Wall St Slips as Jobs Data Dents Hopes for Fed Rate Deceleration

Wall St Slips as Jobs Data Dents Hopes for Fed Rate Deceleration

U.S. stocks closed lower for a second straight session on Tuesday after data indicating that the labor market remained on solid ground dimmed hopes the Federal Reserve might have enough reason to begin reducing the size of its interest rate hikes.

A survey showed U.S. job openings unexpectedly rose in September, suggesting that demand for labor remains strong even as the central bank has embarked on a path of aggressive rate hikes in an effort to bring down stubbornly high inflation.

Investors have been paying close attention to labor market data for any signs of weakening in the job market, as decreasing wage pressures and easing demand would help reduce inflation, giving the Fed the ammunition to begin decelerating with a 50-basis-point rate hike in December.

Growing expectations the central bank may have enough justification to begin slowing in December — partly due to data pointing to a weakening economy and a corporate earnings season that has been better than expected — helped stocks rally in October, with the Dow notching its biggest monthly percentage gain since 1976.

The sharp focus on labor market data overshadowed another report which showed U.S. manufacturing activity grew at its slowest pace in nearly 2-1/2 years in October as rising rates cool demand for goods and pricing pressures on manufacturers lessened.

“That is the concern for the market is we know the Fed wants to slow down the labor market, they want to slow down hiring so demand drops in the economy, which will help inflation,” said Anthony Saglimbene, chief market strategist at Ameriprise Financial in Troy, Michigan.

“From an employment standpoint things look really robust though, and that is putting some pressure on stocks.”

The Dow Jones Industrial Average fell 79.75 points, or 0.24 percent, to 32,653.2, the S&P 500 lost 15.88 points, or 0.41 percent, to 3,856.1 and the Nasdaq Composite dropped 97.30 points, or 0.89 percent, to 10,890.85.

The Fed is set to release its policy statement at 2 p.m.
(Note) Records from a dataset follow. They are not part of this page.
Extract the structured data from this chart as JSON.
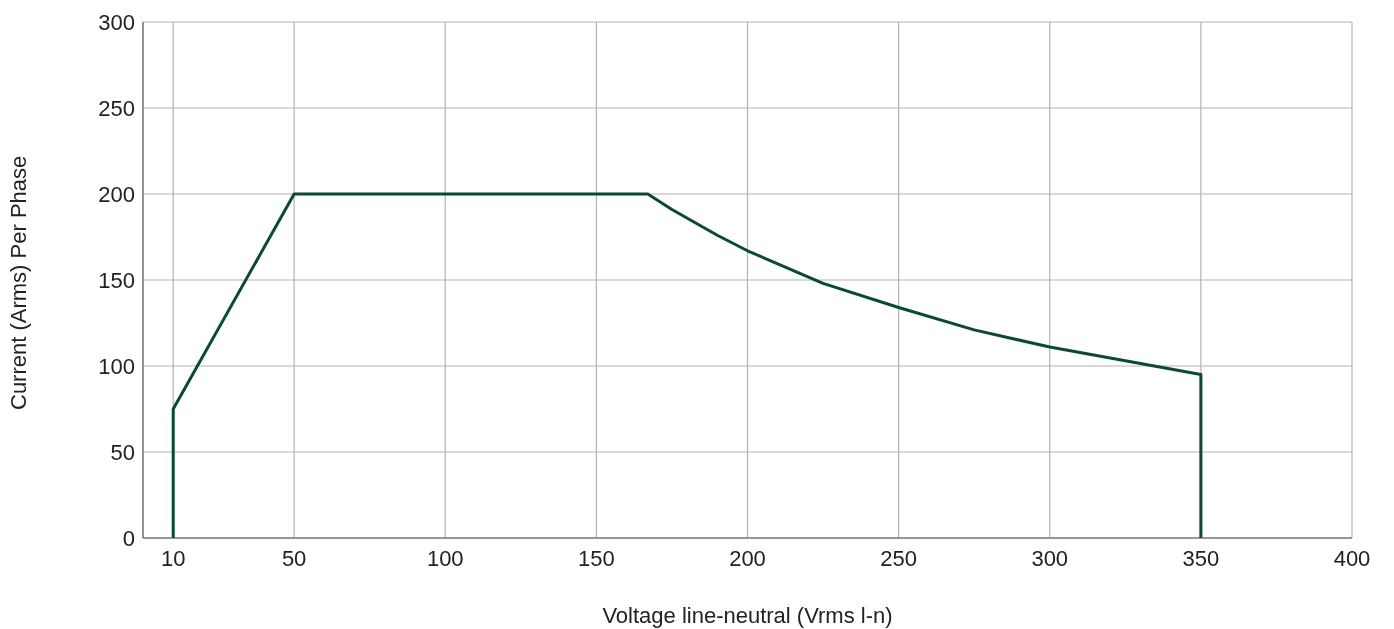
{
  "chart_data": {
    "type": "line",
    "xlabel": "Voltage line-neutral (Vrms l-n)",
    "ylabel": "Current (Arms) Per Phase",
    "x": [
      10,
      10,
      50,
      167,
      175,
      190,
      200,
      225,
      250,
      275,
      300,
      325,
      350,
      350
    ],
    "series": [
      {
        "color": "#0b4a2c",
        "values": [
          0,
          75,
          200,
          200,
          191,
          176,
          167,
          148,
          134,
          121,
          111,
          103,
          95,
          0
        ]
      }
    ],
    "xlim": [
      0,
      400
    ],
    "xticks": [
      10,
      50,
      100,
      150,
      200,
      250,
      300,
      350,
      400
    ],
    "ylim": [
      0,
      300
    ],
    "yticks": [
      0,
      50,
      100,
      150,
      200,
      250,
      300
    ],
    "grid": true,
    "line_style": "solid"
  }
}
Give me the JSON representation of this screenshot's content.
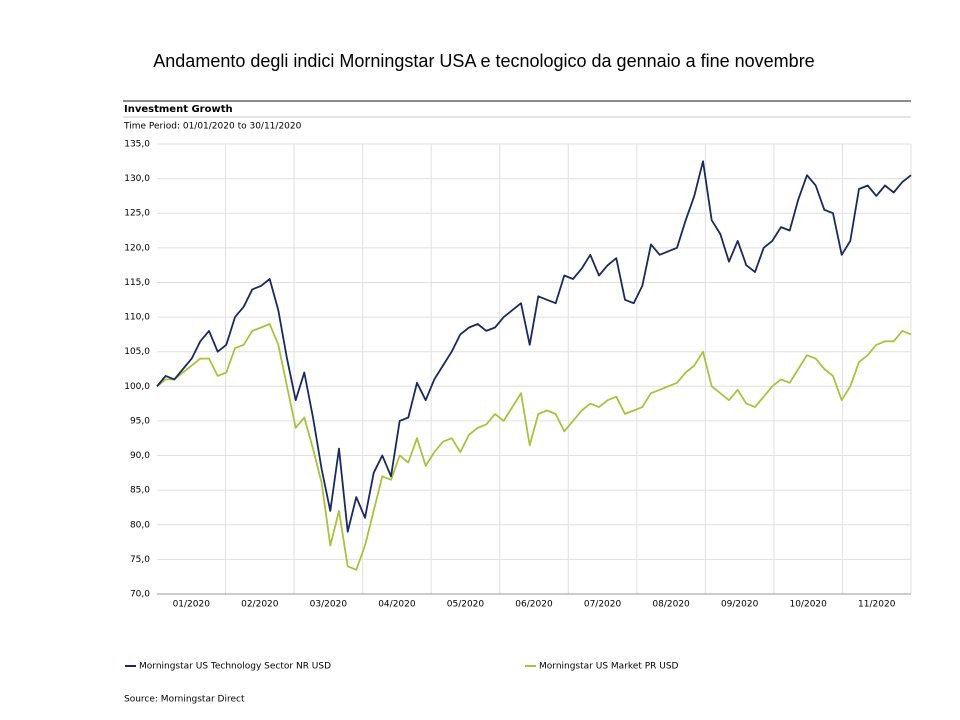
{
  "chart_data": {
    "type": "line",
    "title": "Andamento degli indici Morningstar USA e tecnologico da gennaio a fine novembre",
    "subtitle": "Investment Growth",
    "period": "Time Period: 01/01/2020 to 30/11/2020",
    "source": "Source: Morningstar Direct",
    "x_labels": [
      "01/2020",
      "02/2020",
      "03/2020",
      "04/2020",
      "05/2020",
      "06/2020",
      "07/2020",
      "08/2020",
      "09/2020",
      "10/2020",
      "11/2020"
    ],
    "ylim": [
      70,
      135
    ],
    "yticks": [
      {
        "value": 70,
        "label": "70,0"
      },
      {
        "value": 75,
        "label": "75,0"
      },
      {
        "value": 80,
        "label": "80,0"
      },
      {
        "value": 85,
        "label": "85,0"
      },
      {
        "value": 90,
        "label": "90,0"
      },
      {
        "value": 95,
        "label": "95,0"
      },
      {
        "value": 100,
        "label": "100,0"
      },
      {
        "value": 105,
        "label": "105,0"
      },
      {
        "value": 110,
        "label": "110,0"
      },
      {
        "value": 115,
        "label": "115,0"
      },
      {
        "value": 120,
        "label": "120,0"
      },
      {
        "value": 125,
        "label": "125,0"
      },
      {
        "value": 130,
        "label": "130,0"
      },
      {
        "value": 135,
        "label": "135,0"
      }
    ],
    "grid": true,
    "series": [
      {
        "name": "Morningstar US Technology Sector NR USD",
        "color": "#1b2a5c",
        "values": [
          100,
          101.5,
          101,
          102.5,
          104,
          106.5,
          108,
          105,
          106,
          110,
          111.5,
          114,
          114.5,
          115.5,
          111,
          104,
          98,
          102,
          95.5,
          88,
          82,
          91,
          79,
          84,
          81,
          87.5,
          90,
          87,
          95,
          95.5,
          100.5,
          98,
          101,
          103,
          105,
          107.5,
          108.5,
          109,
          108,
          108.5,
          110,
          111,
          112,
          106,
          113,
          112.5,
          112,
          116,
          115.5,
          117,
          119,
          116,
          117.5,
          118.5,
          112.5,
          112,
          114.5,
          120.5,
          119,
          119.5,
          120,
          124,
          127.5,
          132.5,
          124,
          122,
          118,
          121,
          117.5,
          116.5,
          120,
          121,
          123,
          122.5,
          127,
          130.5,
          129,
          125.5,
          125,
          119,
          121,
          128.5,
          129,
          127.5,
          129,
          128,
          129.5,
          130.5
        ]
      },
      {
        "name": "Morningstar US Market PR USD",
        "color": "#a9c23f",
        "values": [
          100,
          101,
          101,
          102,
          103,
          104,
          104,
          101.5,
          102,
          105.5,
          106,
          108,
          108.5,
          109,
          106,
          100,
          94,
          95.5,
          91,
          86,
          77,
          82,
          74,
          73.5,
          77,
          82,
          87,
          86.5,
          90,
          89,
          92.5,
          88.5,
          90.5,
          92,
          92.5,
          90.5,
          93,
          94,
          94.5,
          96,
          95,
          97,
          99,
          91.5,
          96,
          96.5,
          96,
          93.5,
          95,
          96.5,
          97.5,
          97,
          98,
          98.5,
          96,
          96.5,
          97,
          99,
          99.5,
          100,
          100.5,
          102,
          103,
          105,
          100,
          99,
          98,
          99.5,
          97.5,
          97,
          98.5,
          100,
          101,
          100.5,
          102.5,
          104.5,
          104,
          102.5,
          101.5,
          98,
          100,
          103.5,
          104.5,
          106,
          106.5,
          106.5,
          108,
          107.5
        ]
      }
    ]
  }
}
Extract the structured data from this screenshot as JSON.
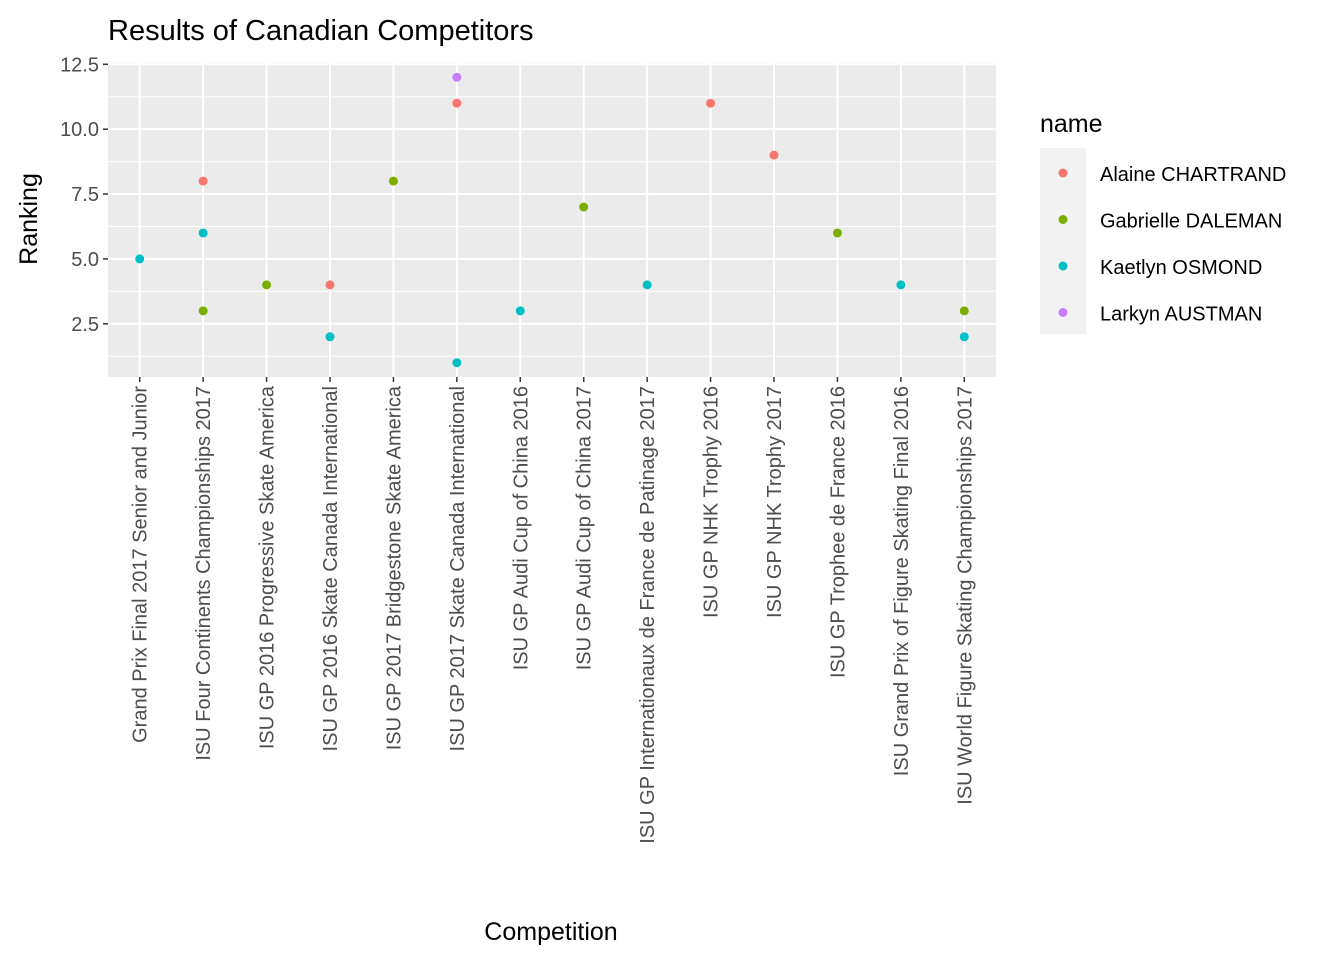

EDT (1800 GMT) on Wednesday, and investors will be closely eyeing any signals in the statement or comments from Fed Chair Jerome Powell afterward that the central bank is contemplating decreasing its rate hikes.

Energy, up 0.99 percent was the best-performing S&P sector, lifted by a gain in crude prices on an unverified report that China was considering lifting its strict COVID-19 regulations.

That also helped boost U.S.-listed shares of Chinese firms such as JD.Com, up 3.08 percent and Alibaba Group Holding, which gained 3.59 percent.

Megacap growth names such as Amazon and Apple, which have struggled since the Fed began raising interest rates, were once again under pressure, falling 5.52 percent and 1.75 percent, respectively.

Uber Technologies surged 11.97 percent after giving an upbeat fourth-quarter profit view that also lifted shares of its peers Lyft Inc, up 3.48 percent and DoorDash, up 3.61 percent.

Pfizer rose 3.14 percent after the drugmaker raised full-year sales estimates for its COVID-19 vaccine, while Eli Lilly fell 2.63 percent after trimming its profit forecast.

Volume on U.S. exchanges was 11.11 billion shares, compared with the 11.45 billion average for the full session over the last 20 trading days.

Advancing issues outnumbered declining ones on the NYSE by a 1.56-to-1 ratio; on Nasdaq, a 1.29-to-1 ratio favored advancers.

The S&P 500 posted 24 new 52-week highs and eight new lows; the Nasdaq Composite recorded 120 new highs and 110 new lows.